Guadeloupe

Marie-Galante, l’île aux cent moulins

Carte des moulins de Marie-Galante

Extrait de l’inventaire des moulins de Marie-Galante dressé par l’Agence des Bâtiments de France

 et le Parc Naturel de Guadeloupe(1980).

 

I - Histoire générale des moulins de Marie-Galante

                                                                par Denise Parisis (ASVP)

A Marie-Galante, les tours de moulins à vent ponctuent le paysage. S’il n’y en eut pas une centaine, du moins soixante-treize ruines de moulins furent encore dénombrées en 1978 par l’Agence des Bâtiments de France et le Parc Naturel de Guadeloupe.

À côté des tours, subsistent souvent des vestiges des bâtiments qui complétaient « l’habitation », exploitation agro-alimentaire où étaient produits du sucre et accessoirement du rhum.

La culture de la canne devint rapidement, dès les débuts, de la colonisation du Nouveau monde, dans les îles de la Caraïbe, la culture d’exportation principale. Cette activité nécessitait des investissements importants en personnel (la traite des esclaves à partir de l’Afrique y pourvut !), en terres, en bâtiments industriels, en logements pour le propriétaire et son atelier d’esclaves. Ainsi l’habitation-sucrerie constituait une sorte d’agglomération villageoise dirigée par une ploutocratie terrienne d’origine européenne.  

Les rolles verticaux du moulin de Murat, croquis d'après l'inventaire des moulins de Marie-Galante par l'Agence des Bâtiments de France et le Parc Naturel de Guadeloupe (1980).

La première étape du traitement industriel de la canne à sucre était d’extraire le jus (vesou) en faisant passer les épaisses tiges entre trois rouleaux, rolles verticaux tels ceux visibles encore dans le moulin de l’habitation Murat ou horizontaux comme au moulin Bézard remis en marche. Ce lourd mécanisme pouvait être entraîné par des mulets ou des bœufs. À ces moulins à bêtes s’ajoutèrent dans certaines régions des moulins à eau (à Marie-Galante, l’existence d’un moulin de ce type a été évoquée en 1900, par un gendarme en fonction dans ce lieu), ou des moulins à vent ; puis les machines à vapeur remplacèrent tous ces systèmes.

La lourde machinerie dans ses débuts était faite de bois durs parfois renforcés de pièces métalliques, puis dès les années 1800, entièrement réalisée en métal.

Les premiers moulins à vent furent construits vers 1770 comme l’atteste une carte de Marie-Galante de l’époque. Leur nombre augmenta lentement : Trianon en 1800, Murat en 1814 ; la grande époque débuta vers 1820.

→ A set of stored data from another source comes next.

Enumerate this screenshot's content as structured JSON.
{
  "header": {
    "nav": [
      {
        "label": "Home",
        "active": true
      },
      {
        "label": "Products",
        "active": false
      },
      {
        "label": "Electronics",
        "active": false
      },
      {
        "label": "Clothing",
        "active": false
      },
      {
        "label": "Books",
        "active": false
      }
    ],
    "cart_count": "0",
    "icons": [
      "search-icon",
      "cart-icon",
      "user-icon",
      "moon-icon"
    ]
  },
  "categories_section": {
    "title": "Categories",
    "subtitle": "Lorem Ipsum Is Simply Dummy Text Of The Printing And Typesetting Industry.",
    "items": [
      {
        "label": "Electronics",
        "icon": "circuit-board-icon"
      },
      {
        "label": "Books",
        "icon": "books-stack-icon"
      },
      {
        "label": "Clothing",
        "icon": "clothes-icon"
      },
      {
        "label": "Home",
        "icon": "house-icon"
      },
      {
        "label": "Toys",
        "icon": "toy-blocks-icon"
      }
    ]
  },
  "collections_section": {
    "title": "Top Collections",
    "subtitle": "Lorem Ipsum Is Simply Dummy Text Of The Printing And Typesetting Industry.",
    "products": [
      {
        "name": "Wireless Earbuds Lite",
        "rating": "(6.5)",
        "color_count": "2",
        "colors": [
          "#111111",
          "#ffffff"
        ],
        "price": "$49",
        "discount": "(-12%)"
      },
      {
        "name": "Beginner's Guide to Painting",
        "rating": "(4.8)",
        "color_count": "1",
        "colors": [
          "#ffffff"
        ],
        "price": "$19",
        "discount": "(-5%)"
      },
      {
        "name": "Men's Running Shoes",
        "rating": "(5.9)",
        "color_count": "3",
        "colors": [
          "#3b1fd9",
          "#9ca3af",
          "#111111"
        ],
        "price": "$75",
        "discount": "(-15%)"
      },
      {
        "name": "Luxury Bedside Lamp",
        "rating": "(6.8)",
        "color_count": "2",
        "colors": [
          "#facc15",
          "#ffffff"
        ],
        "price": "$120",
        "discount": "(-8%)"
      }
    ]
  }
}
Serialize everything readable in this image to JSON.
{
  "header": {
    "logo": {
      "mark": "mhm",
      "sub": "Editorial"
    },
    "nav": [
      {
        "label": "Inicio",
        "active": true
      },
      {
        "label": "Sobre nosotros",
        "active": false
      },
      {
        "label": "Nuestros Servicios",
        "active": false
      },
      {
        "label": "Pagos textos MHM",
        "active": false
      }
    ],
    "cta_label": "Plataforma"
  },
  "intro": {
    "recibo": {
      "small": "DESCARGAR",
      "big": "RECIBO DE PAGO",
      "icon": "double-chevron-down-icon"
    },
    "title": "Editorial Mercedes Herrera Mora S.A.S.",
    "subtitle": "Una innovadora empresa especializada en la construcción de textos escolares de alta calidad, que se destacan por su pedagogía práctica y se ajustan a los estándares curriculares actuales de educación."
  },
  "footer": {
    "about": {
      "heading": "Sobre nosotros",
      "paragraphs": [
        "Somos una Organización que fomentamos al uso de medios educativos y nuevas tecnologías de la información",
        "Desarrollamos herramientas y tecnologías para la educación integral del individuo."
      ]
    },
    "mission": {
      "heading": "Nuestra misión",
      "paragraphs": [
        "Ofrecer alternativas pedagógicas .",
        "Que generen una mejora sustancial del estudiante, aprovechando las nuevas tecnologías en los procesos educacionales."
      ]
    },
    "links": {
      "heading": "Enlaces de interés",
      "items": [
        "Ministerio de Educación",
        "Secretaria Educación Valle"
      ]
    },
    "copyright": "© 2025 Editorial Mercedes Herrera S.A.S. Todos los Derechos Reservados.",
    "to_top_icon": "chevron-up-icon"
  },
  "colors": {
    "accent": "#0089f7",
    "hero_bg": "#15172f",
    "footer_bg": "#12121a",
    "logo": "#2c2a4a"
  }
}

La maçonnerie est parfois soignée : en pierre de taille comme à Roussel et à Murat, ou de moellons enduits à la chaux. La tour est percée d’une porte principale à l’ouest et de deux autres portes, ouvrant en général au nord et au sud, d’un mètre de large, et très hautes pour permettre l’introduction du grand arbre, reliant l’axe des ailes aux rolles. Certains moulins arborent, au-dessus de l’ouverture principale, un écusson où est porté le nom du propriétaire : « JH VRY Garel », pour Joseph Valéry Garel, ou un prénom « LE St GEORGE 1827 », pour St George Joseph Lacavé. Le maître-maçon, souvent esclave, est parfois cité, ainsi sur le moulin de  Bouquinquant 

De nombreux écussons portent la date de 1843, en fait, date de réfection après un tremblement de terre qui provoqua de grandes destructions. Les réfections ultérieures sont rares.

Nombreux sont les propriétaires qui par la suite ont préféré choisir la vapeur comme énergie motrice pour répondre aux nouvelles exigences de rendement, d’autant que les travaux nécessaires étaient alors d’un prix abordable et que l’île avait accueilli plusieurs mécaniciens pour installer les usines sucrières de Grande-Anse et de Trianon.

Cependant, malgré les difficultés, des moulins à vent continuèrent à fonctionner jusqu’en 1940 au service de petites distilleries fabricant du rhum « agricole ». La production de ce rhum, obtenu à partir de la fermentation du jus de canne et non pas comme dans les grandes sucreries à partir des résidus de la cuisson pour le sucre, a fait le renom de Marie-Galante.